Has 9/11 really become just a punchline for today’s youth? One comedian seems to think so, launching a career on television, the internet and now movies with a dark and often questionable sense of gallows humor. The person in question is Muslim entertainer Aziz Ansari. While the name may be unfamiliar to you, his face is becoming more and more common in American media today. He is the star of the NBC sitcom, “Parks and Recreation” as well as a frequent guest on a number of talk shows. The substance of his comedy is comprised of agitated rants against American consumer culture, without a shred of humility or pathos. He loves to poke fun at our experiences of terrorism, whether it’s minimizing the danger of Osama Bin Laden, mocking the security measures of the Guantanamo Bay facility, or finding cheap humor in the harrowing stories of US hostages in Honduras. Ansari combines this with an overtly lascivious personality, extolling lust towards blond, white women with an almost narcotic intensity. It has become increasingly hard to separate the television personality of Mr. Ansari from the real life Islamic advocate.

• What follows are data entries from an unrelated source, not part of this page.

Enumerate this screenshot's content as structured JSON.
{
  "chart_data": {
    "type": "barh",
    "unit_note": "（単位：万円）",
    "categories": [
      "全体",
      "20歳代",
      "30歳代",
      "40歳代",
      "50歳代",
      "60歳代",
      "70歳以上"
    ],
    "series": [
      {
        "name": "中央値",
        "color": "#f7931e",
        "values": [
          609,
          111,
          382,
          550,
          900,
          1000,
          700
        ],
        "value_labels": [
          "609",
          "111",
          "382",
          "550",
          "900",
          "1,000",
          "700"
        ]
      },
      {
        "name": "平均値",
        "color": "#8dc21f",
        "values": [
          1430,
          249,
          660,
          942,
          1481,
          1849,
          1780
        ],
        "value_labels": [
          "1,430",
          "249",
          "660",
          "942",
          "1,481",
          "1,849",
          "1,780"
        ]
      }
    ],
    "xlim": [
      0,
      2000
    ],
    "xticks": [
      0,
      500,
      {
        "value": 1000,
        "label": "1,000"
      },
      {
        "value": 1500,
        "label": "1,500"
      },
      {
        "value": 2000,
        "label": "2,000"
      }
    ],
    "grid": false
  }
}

In “Parks and Recreation,” Mr. Ansari plays an employee strategically placed in a bureaucratic government agency. He is lazy and corrupt, sneaking every opportunity to sleep or gamble his days away. The show feels like a bad knockoff of “Seinfled” filmed with cheap cameras. The actors never rise above the amateurish, awkwardly staring directly into the camera and speaking with a nervousness they can’t hide. It’s enough to make audiences cringe. In addition, the plots always seems to afford Mr. Ansari some opportunity to spend time around scantily-dressed blond women, and gives him ample time to recap his physical desires afterward.
“Parks and Recreation” was summed up brilliantly recently by the New York Times as a, “summer camp for lightweight one-liners.” Despite this, his character has gained some popularity among disaffected male teens and twentysomethings today. This is in part due to street slang language he employs which younger people find “cool.” He also benefits from the built-in support of the Arab-American tv watching community. When the show began to flounder in the ratings last year, the ever-resourceful Ansari picked a fight with the popular FOX crime series, “Bones.” He famously quipped about the hit FBI drama, “You know why they call that show ’Bones,’ right? Because it should be buried. Oh snap!” The fraudulent feud never really gained momentum as viewers ultimately questioned Aziz Ansari’s sincerity in the whole affair.
In his personal life, Aziz Ansari associates with rap singers Kanye West and R. Kelly, one a known anti-government activist, the other an ex-convict. In the aftermath of 9/11, security agencies were fearful that Muslim extremists would turn to the African-American community for new recruits. Coincidentally enough, watching the comedian’s agitated rants is eerily reminiscent of a YouTube cleric. Ansari is also known to be a frequent internet user and a technical expert (he originally came to New York City to train as an engineer). The hairsuit Arab has used this to his advantage, building up a captive audience on the web through popular websites such as Twitter and MySpace.
Many might find Ansari’s calculated attempts to insert himself in the lives of American’s young people disconcerting. He has an obvious disrespect for authority figures, as shown in his tv roles and personal life. He has been a frequent critic of American culture and seeks out young people (both female and male) to surround himself with. The slothfulness which he loves to portray is another unhealthy characteristic of this comic’s persona. In a day and age when the United States economy is suffering, we need our young people to be inspired to dream and aim for the stars! We need the next generation to learn that hard work is essential to our survival as a nation and that we cannot handle success without a fully-formed ethical consciousness. But is this perpetually unshaven, lazy man an acceptable role model? He has slumped down in every chair he has ever sat in. He seems obsessed with recruiting people half his age into his orbit. And what is his ultimate goal here in the United States?
As one of America’s most visible Islamic television personalities, Aziz Ansari has a responsibility to prove himself to his adopted country. He has a responsibility to be a role model not only to Muslim-American youths, but also to Americans in general. He could be that thoughtful and vigilant patriot whose allegiance is clearly to his country, not to the radical elements of his faith. He could be the hero who shows teens it’s cool to fight terror. He needs to convince his fellow believers that being a US citizen carries obligations and that closing your eyes to threats against this country is immoral, weak and at times against the law. This can be a difficult task. Would you choose your mother over your country? Would you choose your Arab heritage over the heritage and beliefs of the United States? This is a challenge that many in the Muslim community face every day, as radical elements fundraise, recruit and do even worse on our soil. Yet the Arab-American should be America’s greatest asset in the war on terror. They should be keeping the government abreast of the questionable activities and loose talk of their brethren. Self-policing is an important aspect of any thriving and visionary culture. Unfortunately, Ansari continues to be notoriously silent on issues such as these. This ultimately begs the question, when this man’s true intentions are revealed, will it be too late?